His longer poem translated by Hadfield is the intensely moving "Born to Die", which is “about a dead baby who send messages to God.” It includes the lines:
Tell him, Baghdad plucks its people like grey hairs from its streets
and that all of a sudden,
like a family throwing its possessions into a couple of hastily packed bags,
Iraq doesn’t know where it’s going.
Reel Festivals commissioned Alastair Cook and Marc Neys to each make a video of this poem for Reel Iraq 2013, using footage shot in Iraq by Ryan Van Winkle. In the first video Zaher Mousa reads his poem in Arabic; in the second Jen Hadfield reads her English version. The videos are posted at Moving Poems.
Other powerful poems by Zaher Mousa include "The Iraqi Elements" and "The House and the Family".
Ghareeb Iskander
From Ghareeb Iskander we have "Gilgamesh's Snake" and "Three Poems"- both rendered into English by John Glenday - and "On Whitman" in a version by Jen Hadfield. This video shows Iskander and Glenday reading together at the Rich Mix in London in March 2013. Glenday said: "I love the way that he uses the ancient legends, the legend of Gilgamesh, a four-and-a-half-thousand-year-old story, to talk about the way Baghdad is today, it's very moving." The two poets read in Arabic and English "Gilgamesh's Snake", a poem in three acts: Song, Gilgamesh and Conclusion. Sabreen Kadhim's "Water My Heart with a Jonquil", translated by Krystelle Bamford, is suffused with spirituality, tenderness and everyday details as a woman yearns for her love amidst uncertainty. the poem ends:
So, has the wick blackened to its end
or was it simply never lit?
Are you with me? Are you with me?
Don't you dare ask me back...I'm here
clutching my match in the darkness.
In a few cases there are footnotes to poems. In her translation of Krystelle Bamford’s “My Mama, Baba Yaga” Sabreen Kadhim transliterates into Arabic, and explains in footnotes, "Baba Yaga" and two words associated with Christmas decorations: “tinsel” and “festoon”.
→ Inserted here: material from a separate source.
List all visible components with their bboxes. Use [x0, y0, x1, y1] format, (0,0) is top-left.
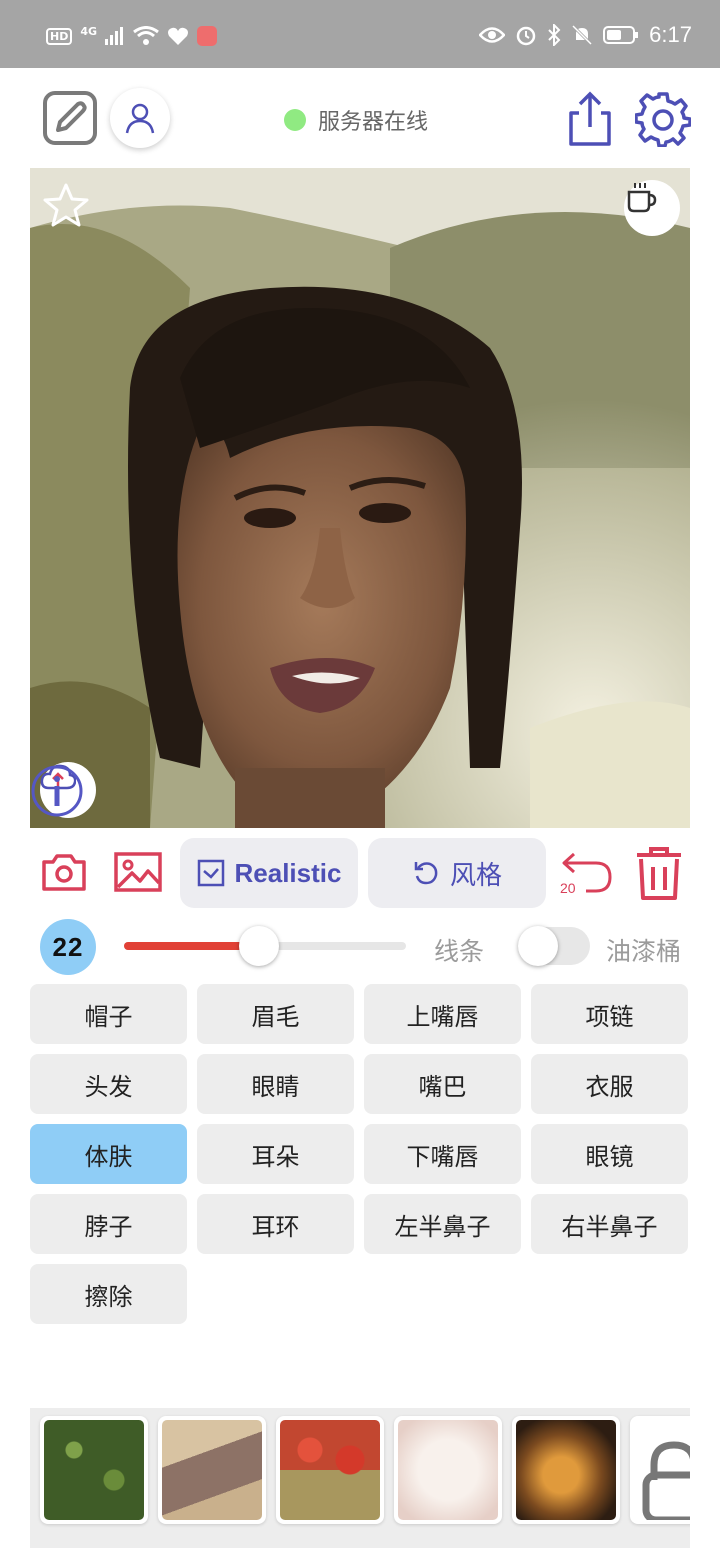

With their strong links to Scotland, the UK writers sometimes used Scots words in their own poetry or their translations of the Iraqi poet. In his arresting rendering of Awezan Nouri Hakeem’s Kurdish poem “He's not Like Me” John Glenday uses the Scots word “guddle”:
He's hard as a pebble when he hurls himself at me
to guddle meaning from the pool of my dreams
and inspiration from the shingles of the sea.
and also uses the word “swithering":
He's the swithering wave; he wants to flail his arms and swim through Time;
drag me behind him towards whatever fate I've earned;
grant me a fine death.
Jen Hadfield uses Scots words in her poems; "bigging" meaning building, "smoored" meaning smothered in her poem "The Session".
The experience of reading the poems and their renderings in This Room is Waiting will vary from reader to reader, depending on among other things their fluency and depth of knowledge of the three languages and their particular sensibility and wider cultural background.
It is a testament to the success of this first Reel Festivals experiment in Iraqi-UK poetry collaboration that that a second round of workshops, with a different set of poets, was held recently held in Shaqlawa, as reported by Nia Davies on Literature across Frontiers. S (Steven) J Fowler also wrote this blogpost about the event. The four UK poets are Nia Davies, Kei Miller, Vicki Feaver and SJ Fowler. The counterpart Iraqi poets are Ahmad Abdul Hussein, Zhwen Shalai, Ali Wajeeh, and Mariem Maythem Qasem Al-Attar.